For the training and plotting we again clean up the imports, and otherwise leave the code unchanged.

Update code to run on a cluster

To run the code on a cluster we will need two steps, first, we will need to create an environment in which the code can run. How you go about this depends on the cluster. Most clusters allow the use of containers, which is why we will be using a container for this example. In the second step, we need to execute our code on the cluster using the scheduler.

Build a container for dependencies

We assume, that your cluster does have support for singularity. We provide both a singularity and docker definition file

# You might need to activate singularity depending on your cluster
singularity build python3_10 docker://harbor.cs.aalto.fi/aaltorse-public/coderefinery/parallel-workflow:latest

This commands builds the singularity container based on the docker image we provide.
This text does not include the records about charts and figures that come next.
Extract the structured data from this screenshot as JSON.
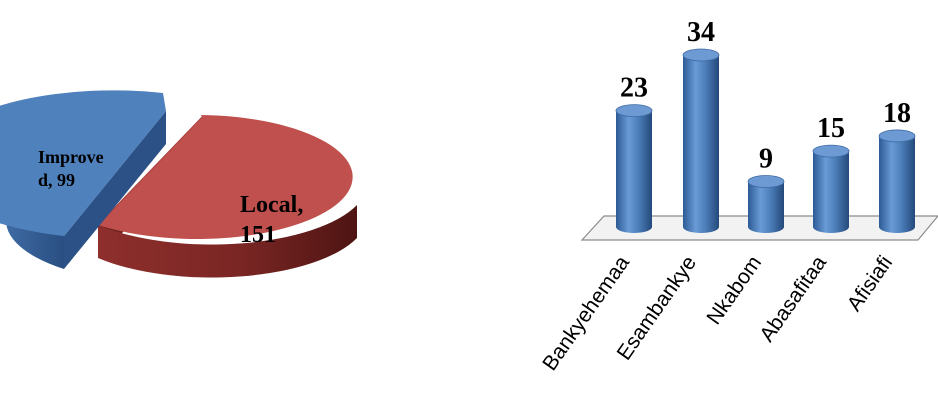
{
  "chart_data": [
    {
      "type": "pie",
      "style": "3d-exploded",
      "slices": [
        {
          "label_lines": [
            "Local,",
            "151"
          ],
          "value": 151,
          "color": "#c0504d",
          "dark": "#7a2624"
        },
        {
          "label_lines": [
            "Improve",
            "d,  99"
          ],
          "value": 99,
          "color": "#4f81bd",
          "dark": "#2f5890"
        }
      ]
    },
    {
      "type": "bar",
      "style": "3d-cylinder",
      "categories": [
        "Bankyehemaa",
        "Esambankye",
        "Nkabom",
        "Abasafitaa",
        "Afisiafi"
      ],
      "values": [
        23,
        34,
        9,
        15,
        18
      ],
      "value_labels": [
        "23",
        "34",
        "9",
        "15",
        "18"
      ],
      "color": "#4f81bd",
      "ylim": [
        0,
        34
      ]
    }
  ]
}
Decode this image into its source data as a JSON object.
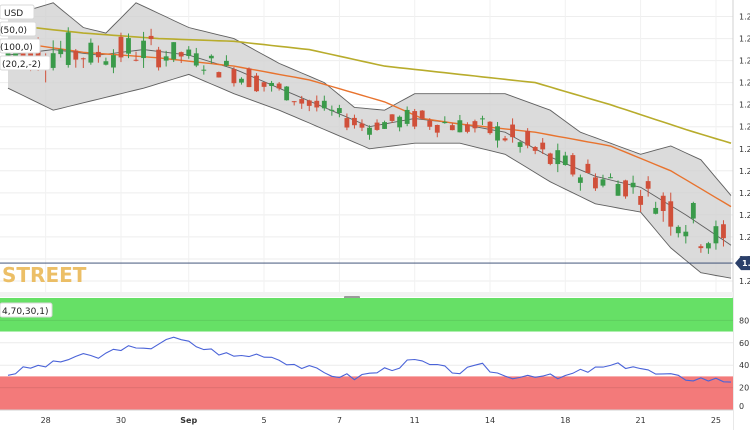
{
  "chart_data": [
    {
      "type": "candlestick",
      "symbol_label": "USD",
      "indicator_labels": [
        "(50,0)",
        "(100,0)",
        "(20,2,-2)"
      ],
      "watermark": "STREET",
      "current_price_label": "1.2",
      "y_tick_labels": [
        "1.2",
        "1.2",
        "1.2",
        "1.2",
        "1.2",
        "1.2",
        "1.2",
        "1.2",
        "1.2",
        "1.2",
        "1.2",
        "1.2",
        "1.2"
      ],
      "y_tick_values": [
        1.296,
        1.288,
        1.28,
        1.272,
        1.264,
        1.256,
        1.248,
        1.24,
        1.232,
        1.224,
        1.216,
        1.208,
        1.2
      ],
      "ylim": [
        1.196,
        1.302
      ],
      "current_price": 1.2065,
      "x_tick_labels": [
        "28",
        "30",
        "Sep",
        "5",
        "7",
        "11",
        "14",
        "18",
        "21",
        "25"
      ],
      "x_tick_index": [
        5,
        15,
        24,
        34,
        44,
        54,
        64,
        74,
        84,
        94
      ],
      "n_bars": 96,
      "colors": {
        "up": "#3a9a4a",
        "down": "#d0503a",
        "sma50": "#e8732e",
        "sma100": "#b8ac2c",
        "bands": "#606060",
        "band_fill": "#cfcfcf"
      },
      "sma50_anchors": [
        [
          0,
          1.287
        ],
        [
          10,
          1.283
        ],
        [
          20,
          1.281
        ],
        [
          30,
          1.278
        ],
        [
          40,
          1.273
        ],
        [
          50,
          1.265
        ],
        [
          55,
          1.259
        ],
        [
          60,
          1.257
        ],
        [
          70,
          1.254
        ],
        [
          80,
          1.249
        ],
        [
          88,
          1.24
        ],
        [
          96,
          1.227
        ]
      ],
      "sma100_anchors": [
        [
          0,
          1.293
        ],
        [
          10,
          1.29
        ],
        [
          20,
          1.288
        ],
        [
          30,
          1.287
        ],
        [
          40,
          1.284
        ],
        [
          50,
          1.278
        ],
        [
          60,
          1.275
        ],
        [
          70,
          1.272
        ],
        [
          80,
          1.264
        ],
        [
          90,
          1.255
        ],
        [
          96,
          1.25
        ]
      ],
      "bb_mid_anchors": [
        [
          0,
          1.282
        ],
        [
          6,
          1.284
        ],
        [
          12,
          1.282
        ],
        [
          18,
          1.284
        ],
        [
          24,
          1.282
        ],
        [
          30,
          1.277
        ],
        [
          36,
          1.27
        ],
        [
          42,
          1.263
        ],
        [
          48,
          1.256
        ],
        [
          54,
          1.259
        ],
        [
          60,
          1.257
        ],
        [
          66,
          1.254
        ],
        [
          72,
          1.245
        ],
        [
          78,
          1.238
        ],
        [
          84,
          1.234
        ],
        [
          90,
          1.224
        ],
        [
          96,
          1.213
        ]
      ],
      "bb_up_anchors": [
        [
          0,
          1.296
        ],
        [
          6,
          1.301
        ],
        [
          10,
          1.292
        ],
        [
          13,
          1.29
        ],
        [
          17,
          1.301
        ],
        [
          24,
          1.292
        ],
        [
          30,
          1.288
        ],
        [
          36,
          1.279
        ],
        [
          42,
          1.272
        ],
        [
          46,
          1.263
        ],
        [
          50,
          1.262
        ],
        [
          54,
          1.268
        ],
        [
          60,
          1.268
        ],
        [
          66,
          1.268
        ],
        [
          72,
          1.262
        ],
        [
          76,
          1.254
        ],
        [
          80,
          1.25
        ],
        [
          84,
          1.246
        ],
        [
          88,
          1.249
        ],
        [
          92,
          1.244
        ],
        [
          96,
          1.231
        ]
      ],
      "bb_lo_anchors": [
        [
          0,
          1.27
        ],
        [
          6,
          1.262
        ],
        [
          12,
          1.266
        ],
        [
          18,
          1.27
        ],
        [
          24,
          1.275
        ],
        [
          30,
          1.268
        ],
        [
          36,
          1.262
        ],
        [
          42,
          1.255
        ],
        [
          48,
          1.248
        ],
        [
          54,
          1.25
        ],
        [
          60,
          1.25
        ],
        [
          66,
          1.246
        ],
        [
          72,
          1.236
        ],
        [
          78,
          1.228
        ],
        [
          84,
          1.225
        ],
        [
          88,
          1.212
        ],
        [
          92,
          1.203
        ],
        [
          96,
          1.201
        ]
      ]
    },
    {
      "type": "line",
      "name_label": "4,70,30,1)",
      "y_tick_labels": [
        "80",
        "60",
        "40",
        "20",
        "0"
      ],
      "y_tick_values": [
        80,
        60,
        40,
        20,
        0
      ],
      "ylim": [
        0,
        100
      ],
      "overbought": 70,
      "oversold": 30,
      "colors": {
        "line": "#4a63d8",
        "overbought_fill": "#66e066",
        "oversold_fill": "#f37a7a"
      },
      "rsi_anchors": [
        [
          0,
          32
        ],
        [
          3,
          38
        ],
        [
          6,
          41
        ],
        [
          9,
          48
        ],
        [
          12,
          47
        ],
        [
          15,
          56
        ],
        [
          18,
          53
        ],
        [
          21,
          64
        ],
        [
          23,
          62
        ],
        [
          26,
          55
        ],
        [
          30,
          48
        ],
        [
          34,
          50
        ],
        [
          38,
          41
        ],
        [
          42,
          33
        ],
        [
          46,
          29
        ],
        [
          50,
          36
        ],
        [
          54,
          44
        ],
        [
          57,
          38
        ],
        [
          60,
          34
        ],
        [
          63,
          39
        ],
        [
          66,
          30
        ],
        [
          70,
          32
        ],
        [
          73,
          28
        ],
        [
          76,
          34
        ],
        [
          80,
          39
        ],
        [
          83,
          40
        ],
        [
          86,
          32
        ],
        [
          89,
          29
        ],
        [
          92,
          28
        ],
        [
          96,
          26
        ]
      ]
    }
  ]
}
Containers are discussed in more details in our Container Lecture

Create a slurm script to run the code

We will need a slurm script to submit our job to the cluster queue. The script we will be using is the following:

#!/bin/bash
#SBATCH --job-name=long_job
#SBATCH --time=01:00:00
#SBATCH --mem=1G
#SBATCH --cpus-per-task=1

# We assume, that singularity runs out of the box on your cluster, if not, you will have to
# add a command here that makes the singularity command available on your cluster

# Example command: replace with your actual command
singularity exec python_container python preprocess.py

singularity exec python_container python train_and_plot.py

When this is done, we now have some code that runs on the cluster. This code will run all the different metrics and neighbourhood sizes one after another.